Grundvoraussetzung, um mit einer Studienplatzklage Erfolg haben zu können, ist
eine Hochschulzugangsberechtigung. Verklagt
werden kann grundsätzlich jede staatliche Hochschule. Sinn und Zweck der Klage
ist, festzustellen, ob die Universitäten ihre Kapazitäten richtig berechnet
haben und so herauszufinden, ob nicht doch noch ein paar Plätze im Wunschfach
vorhanden sind.

Bei der Berechnung der  zu vergebenen Studienplätze müssen gesetzlich
festgelegte Kriterien herangezogen werden. Ist den Hochschulen dabei ein Fehler unterlaufen, müssen sie nachträglich weitere Plätze zur Verfügung stellen.

Was kostet eine Studienplatzklage?

Wie teuer eine Studienplatzklage wird, hängt unter anderem davon
ab, wie viele Hochschulen der Studienanwärter verklagt. Bis zu 20 Universitäten
gleichzeitig zu verklagen ist bei begehrten Studiengängen keine Seltenheit.
Bereits bei nur einem Verfahren können mehrere
Tausend Euro
anfallen.
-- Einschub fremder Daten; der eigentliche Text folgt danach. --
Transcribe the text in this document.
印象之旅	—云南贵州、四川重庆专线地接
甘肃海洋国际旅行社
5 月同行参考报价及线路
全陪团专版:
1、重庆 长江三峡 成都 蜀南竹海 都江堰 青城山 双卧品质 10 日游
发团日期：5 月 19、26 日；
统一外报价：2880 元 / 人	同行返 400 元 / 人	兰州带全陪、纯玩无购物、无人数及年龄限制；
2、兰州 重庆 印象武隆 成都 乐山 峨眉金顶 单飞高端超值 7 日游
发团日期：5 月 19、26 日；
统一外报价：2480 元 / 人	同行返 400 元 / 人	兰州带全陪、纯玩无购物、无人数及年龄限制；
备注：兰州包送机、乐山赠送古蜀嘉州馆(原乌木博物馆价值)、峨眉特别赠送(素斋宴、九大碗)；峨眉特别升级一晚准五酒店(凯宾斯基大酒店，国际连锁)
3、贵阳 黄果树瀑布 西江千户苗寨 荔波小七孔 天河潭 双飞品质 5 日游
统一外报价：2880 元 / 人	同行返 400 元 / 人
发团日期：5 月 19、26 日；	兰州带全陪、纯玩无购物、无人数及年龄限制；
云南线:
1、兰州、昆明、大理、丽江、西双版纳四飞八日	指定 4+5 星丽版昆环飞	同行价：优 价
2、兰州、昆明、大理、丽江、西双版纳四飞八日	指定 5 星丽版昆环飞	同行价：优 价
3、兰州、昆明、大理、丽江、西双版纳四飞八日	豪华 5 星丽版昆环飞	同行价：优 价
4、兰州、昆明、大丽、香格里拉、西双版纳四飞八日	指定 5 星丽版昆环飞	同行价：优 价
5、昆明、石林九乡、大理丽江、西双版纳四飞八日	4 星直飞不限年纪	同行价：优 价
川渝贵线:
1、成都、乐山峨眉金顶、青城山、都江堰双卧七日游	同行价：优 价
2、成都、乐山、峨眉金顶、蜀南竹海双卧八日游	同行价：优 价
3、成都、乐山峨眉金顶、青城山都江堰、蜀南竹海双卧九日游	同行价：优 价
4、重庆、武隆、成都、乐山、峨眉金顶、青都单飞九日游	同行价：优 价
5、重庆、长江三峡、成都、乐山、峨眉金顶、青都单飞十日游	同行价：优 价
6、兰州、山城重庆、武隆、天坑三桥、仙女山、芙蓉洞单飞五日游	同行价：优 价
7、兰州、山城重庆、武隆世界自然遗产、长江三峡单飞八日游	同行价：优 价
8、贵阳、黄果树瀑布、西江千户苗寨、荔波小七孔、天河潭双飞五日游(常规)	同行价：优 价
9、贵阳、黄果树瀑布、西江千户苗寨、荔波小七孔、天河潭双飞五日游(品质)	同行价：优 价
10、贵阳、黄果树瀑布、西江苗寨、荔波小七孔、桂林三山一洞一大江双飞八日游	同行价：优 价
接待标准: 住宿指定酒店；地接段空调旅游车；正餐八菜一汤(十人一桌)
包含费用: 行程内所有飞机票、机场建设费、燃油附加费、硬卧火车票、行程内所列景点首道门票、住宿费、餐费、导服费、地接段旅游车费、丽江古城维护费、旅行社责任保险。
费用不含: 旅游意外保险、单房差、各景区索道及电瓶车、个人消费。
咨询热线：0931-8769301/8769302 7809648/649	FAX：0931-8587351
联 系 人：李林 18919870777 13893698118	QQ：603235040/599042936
Aufgrund der hohen Kosten sollten sich die Kläger im
Vorfeld sehr genau überlegen, ob sich eine Studienplatzklage finanziell
auszahlt. Unter Umständen können fünfstellige Beträge anfallen.

Um mit einer Klage erfolgreich zu sein, muss der Antrag außerdem
fristgerecht und vollständig eingereicht werden. Formfehler dürfen sich die
Bewerber nicht erlauben. Darüber hinaus muss ihnen bewusst sein, dass auch eine
erfolgreiche Klage keine Garantie
für einen Studienplatz ist, denn die eingeklagten Plätze werden meistens über
ein Losverfahren oder den Numerus clausus verteilt.